Ignoring the rest of regurgitated BS. The value of pesos is worthless in 3 years. I'd say folks take a little too long to get the money out.

But yes...blame everyone else. I mean it just CAN'T possibly be that there is capital flight BECAUSE of inflation and government's economic policies. But no...for Argentines like you, there's always Casper hiding somewhere pulling the damn strings.
 
Ignoring the rest of regurgitated BS. The value of pesos is worthless in 3 years. I'd say folks take a little too long to get the money out.

But yes...blame everyone else. I mean it just CAN'T possibly be that there is capital flight BECAUSE of inflation and government's economic policies. But no...for Argentines like you, there's always Casper hiding somewhere pulling the damn strings.

Edit: nevermind
 
Think what was the purpose of an anticonstitutional and antidemocratical government.... was it because they wanted to use the force cause they were bored or was it because they wanted to implant BY FORCE LIKE THEY DID WITH OTHER NEIGHBORING NATIONS A SOCIO ECONOMIC MODEL?
Facts show me the results of those coups were disastrous, for the people in general, BUT excellent for multinationals, for corporations, for people that rule the country.
Every government governs for somebody.

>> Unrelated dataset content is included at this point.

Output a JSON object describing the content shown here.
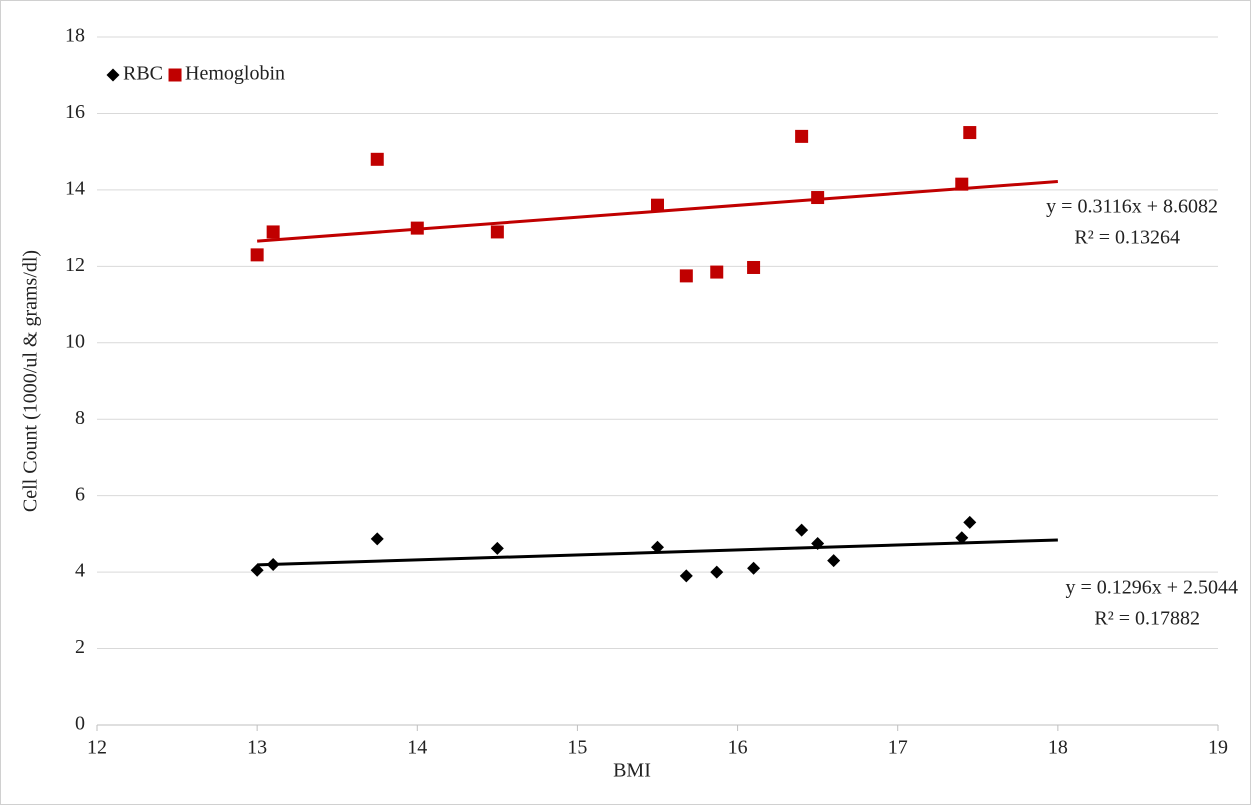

Theres always a sector that has more beneffits than others, which was the sector benefitted with the militars? the more concentrated capital, international capitals. They tried to implant a model so they could manage the country. The debt multiplied for 6 after dictatorship and then the creditors in a big part provocated the hyperinflation of 1989.

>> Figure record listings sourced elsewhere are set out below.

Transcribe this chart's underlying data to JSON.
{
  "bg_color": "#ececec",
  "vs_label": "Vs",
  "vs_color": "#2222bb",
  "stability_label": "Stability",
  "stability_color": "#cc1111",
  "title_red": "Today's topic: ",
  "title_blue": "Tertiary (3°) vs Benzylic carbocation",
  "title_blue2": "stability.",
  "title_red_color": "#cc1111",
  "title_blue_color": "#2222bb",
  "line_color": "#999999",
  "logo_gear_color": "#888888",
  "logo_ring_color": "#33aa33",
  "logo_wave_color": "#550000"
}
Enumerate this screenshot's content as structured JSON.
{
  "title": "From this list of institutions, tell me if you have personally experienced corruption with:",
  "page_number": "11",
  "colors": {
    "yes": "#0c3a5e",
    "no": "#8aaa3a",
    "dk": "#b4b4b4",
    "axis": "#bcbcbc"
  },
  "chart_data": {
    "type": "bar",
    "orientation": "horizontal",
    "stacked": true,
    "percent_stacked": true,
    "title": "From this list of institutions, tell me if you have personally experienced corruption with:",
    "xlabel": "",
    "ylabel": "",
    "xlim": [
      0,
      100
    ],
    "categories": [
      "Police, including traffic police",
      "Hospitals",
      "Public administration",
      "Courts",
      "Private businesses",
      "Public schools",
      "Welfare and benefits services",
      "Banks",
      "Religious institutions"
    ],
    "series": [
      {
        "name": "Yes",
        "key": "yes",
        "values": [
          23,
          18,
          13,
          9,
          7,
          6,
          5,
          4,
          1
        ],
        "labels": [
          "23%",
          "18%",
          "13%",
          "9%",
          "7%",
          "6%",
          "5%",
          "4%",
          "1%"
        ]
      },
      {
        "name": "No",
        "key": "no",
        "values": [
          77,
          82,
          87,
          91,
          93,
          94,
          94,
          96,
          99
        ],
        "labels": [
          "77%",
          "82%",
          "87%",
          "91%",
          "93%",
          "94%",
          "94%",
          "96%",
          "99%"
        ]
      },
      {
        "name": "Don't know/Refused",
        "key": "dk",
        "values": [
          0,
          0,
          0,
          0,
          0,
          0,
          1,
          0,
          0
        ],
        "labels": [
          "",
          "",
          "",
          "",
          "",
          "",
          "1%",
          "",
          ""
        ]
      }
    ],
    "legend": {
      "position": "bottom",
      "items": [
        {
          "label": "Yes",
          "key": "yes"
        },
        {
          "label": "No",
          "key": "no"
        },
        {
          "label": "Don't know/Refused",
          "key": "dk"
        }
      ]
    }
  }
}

They forced to take debt, of course from his friends, the US, as well as they sold us weapons, like they do world wide........

No, theyre totally innocent, no human right violation, everything under the law, their changes in the economic structure of the country you can not see them till today.

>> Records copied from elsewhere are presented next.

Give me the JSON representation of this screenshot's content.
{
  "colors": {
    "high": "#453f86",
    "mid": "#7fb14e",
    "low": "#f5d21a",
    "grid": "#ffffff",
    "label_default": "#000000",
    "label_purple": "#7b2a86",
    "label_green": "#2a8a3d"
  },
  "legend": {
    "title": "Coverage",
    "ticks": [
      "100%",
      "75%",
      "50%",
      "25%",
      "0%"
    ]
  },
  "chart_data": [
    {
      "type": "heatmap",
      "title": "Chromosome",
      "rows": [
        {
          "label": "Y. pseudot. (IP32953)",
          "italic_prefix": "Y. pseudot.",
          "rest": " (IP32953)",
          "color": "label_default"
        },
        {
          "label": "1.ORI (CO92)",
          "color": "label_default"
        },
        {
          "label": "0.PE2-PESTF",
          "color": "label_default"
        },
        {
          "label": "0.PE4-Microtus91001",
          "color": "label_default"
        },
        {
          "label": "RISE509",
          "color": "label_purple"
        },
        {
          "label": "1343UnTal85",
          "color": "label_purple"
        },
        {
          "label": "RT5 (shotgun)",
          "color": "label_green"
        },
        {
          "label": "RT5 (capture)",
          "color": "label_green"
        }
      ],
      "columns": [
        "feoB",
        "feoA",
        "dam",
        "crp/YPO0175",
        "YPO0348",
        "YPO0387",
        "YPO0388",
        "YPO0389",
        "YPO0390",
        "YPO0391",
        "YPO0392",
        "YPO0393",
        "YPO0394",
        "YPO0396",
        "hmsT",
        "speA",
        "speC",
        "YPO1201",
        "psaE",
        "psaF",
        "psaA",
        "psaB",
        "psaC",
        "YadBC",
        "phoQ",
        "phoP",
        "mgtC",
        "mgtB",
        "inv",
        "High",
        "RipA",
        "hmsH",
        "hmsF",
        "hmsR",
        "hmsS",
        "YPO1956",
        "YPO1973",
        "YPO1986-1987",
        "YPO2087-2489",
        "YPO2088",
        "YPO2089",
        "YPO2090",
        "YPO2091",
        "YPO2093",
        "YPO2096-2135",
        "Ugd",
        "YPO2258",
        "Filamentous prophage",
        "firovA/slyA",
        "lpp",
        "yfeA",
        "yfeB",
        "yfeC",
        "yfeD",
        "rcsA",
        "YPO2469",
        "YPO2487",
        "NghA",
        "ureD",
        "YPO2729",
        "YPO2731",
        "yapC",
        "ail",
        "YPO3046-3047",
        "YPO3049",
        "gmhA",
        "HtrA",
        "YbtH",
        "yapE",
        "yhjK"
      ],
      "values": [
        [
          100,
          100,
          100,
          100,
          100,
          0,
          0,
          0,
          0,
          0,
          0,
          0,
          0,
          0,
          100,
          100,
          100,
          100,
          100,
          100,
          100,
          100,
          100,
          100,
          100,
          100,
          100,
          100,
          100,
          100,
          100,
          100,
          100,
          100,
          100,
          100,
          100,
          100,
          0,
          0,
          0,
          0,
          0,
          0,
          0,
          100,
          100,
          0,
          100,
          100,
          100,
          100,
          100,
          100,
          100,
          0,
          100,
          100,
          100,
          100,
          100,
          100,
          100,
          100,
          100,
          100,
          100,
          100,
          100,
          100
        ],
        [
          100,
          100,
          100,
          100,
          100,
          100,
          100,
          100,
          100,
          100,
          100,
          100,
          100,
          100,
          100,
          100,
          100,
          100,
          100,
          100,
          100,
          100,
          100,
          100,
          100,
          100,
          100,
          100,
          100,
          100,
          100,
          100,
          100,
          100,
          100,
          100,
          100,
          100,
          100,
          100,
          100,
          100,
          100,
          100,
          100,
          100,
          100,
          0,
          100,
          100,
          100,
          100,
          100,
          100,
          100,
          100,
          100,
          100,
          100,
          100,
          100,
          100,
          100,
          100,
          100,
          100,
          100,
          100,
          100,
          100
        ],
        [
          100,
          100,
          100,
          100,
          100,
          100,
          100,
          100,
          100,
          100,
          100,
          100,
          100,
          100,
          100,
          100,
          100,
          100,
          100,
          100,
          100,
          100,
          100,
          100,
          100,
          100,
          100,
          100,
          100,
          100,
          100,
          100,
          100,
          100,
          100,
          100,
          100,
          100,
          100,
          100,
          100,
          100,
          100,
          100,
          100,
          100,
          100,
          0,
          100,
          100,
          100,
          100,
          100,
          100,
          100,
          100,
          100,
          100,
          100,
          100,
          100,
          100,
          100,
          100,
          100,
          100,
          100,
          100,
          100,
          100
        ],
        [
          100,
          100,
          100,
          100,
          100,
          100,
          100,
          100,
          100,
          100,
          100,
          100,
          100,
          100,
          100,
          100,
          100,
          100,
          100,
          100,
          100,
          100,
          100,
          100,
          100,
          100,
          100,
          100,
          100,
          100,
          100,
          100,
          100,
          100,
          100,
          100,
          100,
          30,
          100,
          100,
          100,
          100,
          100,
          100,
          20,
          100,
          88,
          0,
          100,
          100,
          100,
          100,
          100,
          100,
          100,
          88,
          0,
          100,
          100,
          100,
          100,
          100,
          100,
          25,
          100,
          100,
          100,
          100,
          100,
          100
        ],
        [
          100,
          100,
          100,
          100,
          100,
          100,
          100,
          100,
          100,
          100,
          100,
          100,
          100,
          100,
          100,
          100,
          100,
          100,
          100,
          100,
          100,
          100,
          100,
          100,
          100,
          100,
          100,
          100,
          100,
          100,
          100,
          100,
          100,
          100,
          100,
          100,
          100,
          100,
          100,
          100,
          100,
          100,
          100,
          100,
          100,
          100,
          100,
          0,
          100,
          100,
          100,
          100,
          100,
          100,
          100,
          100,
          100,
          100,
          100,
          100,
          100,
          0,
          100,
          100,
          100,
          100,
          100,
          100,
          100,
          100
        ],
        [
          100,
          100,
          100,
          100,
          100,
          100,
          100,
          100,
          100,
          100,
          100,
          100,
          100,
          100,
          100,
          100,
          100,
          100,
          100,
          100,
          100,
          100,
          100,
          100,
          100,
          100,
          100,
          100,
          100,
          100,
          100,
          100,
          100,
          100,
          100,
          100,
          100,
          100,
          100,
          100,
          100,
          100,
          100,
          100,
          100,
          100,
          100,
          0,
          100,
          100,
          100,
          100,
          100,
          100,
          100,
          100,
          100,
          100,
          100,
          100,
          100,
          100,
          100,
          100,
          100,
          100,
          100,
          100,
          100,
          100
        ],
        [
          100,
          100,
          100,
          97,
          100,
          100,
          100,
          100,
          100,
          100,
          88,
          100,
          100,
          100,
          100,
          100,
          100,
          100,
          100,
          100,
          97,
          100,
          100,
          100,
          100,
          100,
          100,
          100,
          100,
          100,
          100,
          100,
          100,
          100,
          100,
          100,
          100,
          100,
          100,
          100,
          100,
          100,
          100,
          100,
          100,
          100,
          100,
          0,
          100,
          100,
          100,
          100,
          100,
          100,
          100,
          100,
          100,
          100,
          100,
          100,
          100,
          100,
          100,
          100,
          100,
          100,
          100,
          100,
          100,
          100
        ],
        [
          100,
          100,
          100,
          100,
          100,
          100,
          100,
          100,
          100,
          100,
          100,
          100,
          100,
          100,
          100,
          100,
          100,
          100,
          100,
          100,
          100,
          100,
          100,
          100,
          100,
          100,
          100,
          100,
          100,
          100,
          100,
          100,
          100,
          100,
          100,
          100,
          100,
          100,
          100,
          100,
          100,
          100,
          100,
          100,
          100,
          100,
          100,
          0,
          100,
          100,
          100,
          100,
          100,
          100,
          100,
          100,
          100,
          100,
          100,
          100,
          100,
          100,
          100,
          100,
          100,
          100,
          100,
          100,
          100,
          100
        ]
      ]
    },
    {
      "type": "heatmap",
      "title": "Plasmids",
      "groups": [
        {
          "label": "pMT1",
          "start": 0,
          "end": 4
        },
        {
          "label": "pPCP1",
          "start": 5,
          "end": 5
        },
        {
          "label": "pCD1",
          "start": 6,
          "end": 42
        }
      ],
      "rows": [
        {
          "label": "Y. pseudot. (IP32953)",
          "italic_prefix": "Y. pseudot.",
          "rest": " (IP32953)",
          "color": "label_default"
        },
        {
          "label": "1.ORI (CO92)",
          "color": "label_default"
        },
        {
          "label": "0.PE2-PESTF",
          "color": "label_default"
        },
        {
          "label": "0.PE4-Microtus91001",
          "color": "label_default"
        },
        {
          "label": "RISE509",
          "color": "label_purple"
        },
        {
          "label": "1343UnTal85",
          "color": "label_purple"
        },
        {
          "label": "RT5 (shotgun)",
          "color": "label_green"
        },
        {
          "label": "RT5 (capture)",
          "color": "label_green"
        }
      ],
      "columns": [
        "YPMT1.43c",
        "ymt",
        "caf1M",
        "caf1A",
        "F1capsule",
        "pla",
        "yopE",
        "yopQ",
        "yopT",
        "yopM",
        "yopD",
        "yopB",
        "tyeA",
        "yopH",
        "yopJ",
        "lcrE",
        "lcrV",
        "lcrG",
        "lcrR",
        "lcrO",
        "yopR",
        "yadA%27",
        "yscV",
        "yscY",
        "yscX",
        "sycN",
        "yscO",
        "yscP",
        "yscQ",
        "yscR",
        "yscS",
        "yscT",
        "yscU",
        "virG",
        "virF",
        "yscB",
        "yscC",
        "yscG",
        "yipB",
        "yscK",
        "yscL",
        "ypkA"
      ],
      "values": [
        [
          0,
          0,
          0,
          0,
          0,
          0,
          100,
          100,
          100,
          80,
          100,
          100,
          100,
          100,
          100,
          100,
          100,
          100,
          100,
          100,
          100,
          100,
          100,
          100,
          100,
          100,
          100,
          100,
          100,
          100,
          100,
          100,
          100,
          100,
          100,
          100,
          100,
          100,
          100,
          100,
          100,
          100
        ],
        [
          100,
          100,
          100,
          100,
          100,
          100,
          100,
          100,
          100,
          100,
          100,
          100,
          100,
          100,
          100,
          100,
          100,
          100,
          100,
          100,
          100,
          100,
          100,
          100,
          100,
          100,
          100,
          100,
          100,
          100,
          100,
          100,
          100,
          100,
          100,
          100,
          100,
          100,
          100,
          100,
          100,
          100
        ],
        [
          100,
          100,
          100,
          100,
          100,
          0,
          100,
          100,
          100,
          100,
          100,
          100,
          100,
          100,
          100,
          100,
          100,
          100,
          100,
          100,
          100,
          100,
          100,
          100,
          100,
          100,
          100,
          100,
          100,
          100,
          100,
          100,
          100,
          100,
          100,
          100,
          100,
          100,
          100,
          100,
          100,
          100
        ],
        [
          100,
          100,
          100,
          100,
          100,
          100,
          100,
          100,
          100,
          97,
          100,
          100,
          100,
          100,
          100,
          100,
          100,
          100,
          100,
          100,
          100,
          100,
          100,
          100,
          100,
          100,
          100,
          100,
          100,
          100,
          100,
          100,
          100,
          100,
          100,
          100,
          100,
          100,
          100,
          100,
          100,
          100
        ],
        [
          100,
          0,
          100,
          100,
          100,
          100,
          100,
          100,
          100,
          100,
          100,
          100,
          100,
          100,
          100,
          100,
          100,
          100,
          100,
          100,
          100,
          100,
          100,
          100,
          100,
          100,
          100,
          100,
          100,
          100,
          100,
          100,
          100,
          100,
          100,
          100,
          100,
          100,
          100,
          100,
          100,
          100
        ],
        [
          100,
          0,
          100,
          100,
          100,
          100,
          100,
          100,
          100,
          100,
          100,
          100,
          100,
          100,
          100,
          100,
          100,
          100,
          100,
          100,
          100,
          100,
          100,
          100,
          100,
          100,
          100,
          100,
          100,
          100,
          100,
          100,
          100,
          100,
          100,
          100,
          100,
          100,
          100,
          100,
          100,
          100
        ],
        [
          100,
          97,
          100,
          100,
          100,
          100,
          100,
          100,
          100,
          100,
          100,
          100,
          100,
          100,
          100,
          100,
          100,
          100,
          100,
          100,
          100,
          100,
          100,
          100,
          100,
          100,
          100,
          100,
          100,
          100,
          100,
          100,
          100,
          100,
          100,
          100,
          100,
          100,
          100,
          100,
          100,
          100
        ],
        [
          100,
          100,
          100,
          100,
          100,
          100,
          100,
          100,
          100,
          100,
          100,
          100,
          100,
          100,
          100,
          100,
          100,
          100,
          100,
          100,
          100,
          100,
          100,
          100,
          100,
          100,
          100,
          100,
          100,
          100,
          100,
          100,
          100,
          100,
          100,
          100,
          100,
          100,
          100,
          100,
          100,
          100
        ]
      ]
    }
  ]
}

Advice: study more of Argentine history.

Edit: I suggest you to go to an escribania and look after the BOLETOS DE COMPRAVENTA of properties of BsAs, say before 1975 and after. Before 975 they were in pesos and after, lets say 1983, in dollars. SHOCKING.

I certainly don't need to learn Argentine history from you. No worries about me, I'm very well read, both the kind of books you like and those you would never read but thanks for caring
 
There is a terrible cycle here in Argentina that is exacerbated by multiple interlinked causes.

1. Foreign governments will not lend to Argentina (or only at very high interest rates)
2. Argentines will not save in Pesos because you earn negative interest
3. Argentines with dollars will not keep them here because of the corrals
4. Multiple exchange rates do not work
5. It is 2014, Argentines want stuff from outside Argentina
6. Turning away Brinks trucks worth of your own currency from a neighbor country isn't good at instilling confidence
7. The market is being manipulated from INDEC to Price Controls to Subsidies
8. There is not enough goods in/from Argentina to even consider pegging again

The only way I see to start bringing things away from the cliff is to force the currency to it's real value (devalue it to around $1 USD= $1 ARS),
admit inflation is around 27.5%, end the price freezing, cut subsidies to things that come from other countries, settle the court cases with the
hold out bondholders, sell off Aerolineas as it is bleeding money (in USD), pass a law that bans corrals and insure deposits like the FDIC except
for foreign currency too and issue bonds related to Vacca Muerta, change the dollar cash trading system to make it fair and reasonable and include a yearly limit for personal savings in Argentine banks, and finally cut spending on things like the military, Football, and other non-essentials.

Maybe none of this stuff would work, but the only thing happening now that I will give the BNA credit for is devaluing the currency. The Peso is
way over valued and it's time to bring that inline with reality.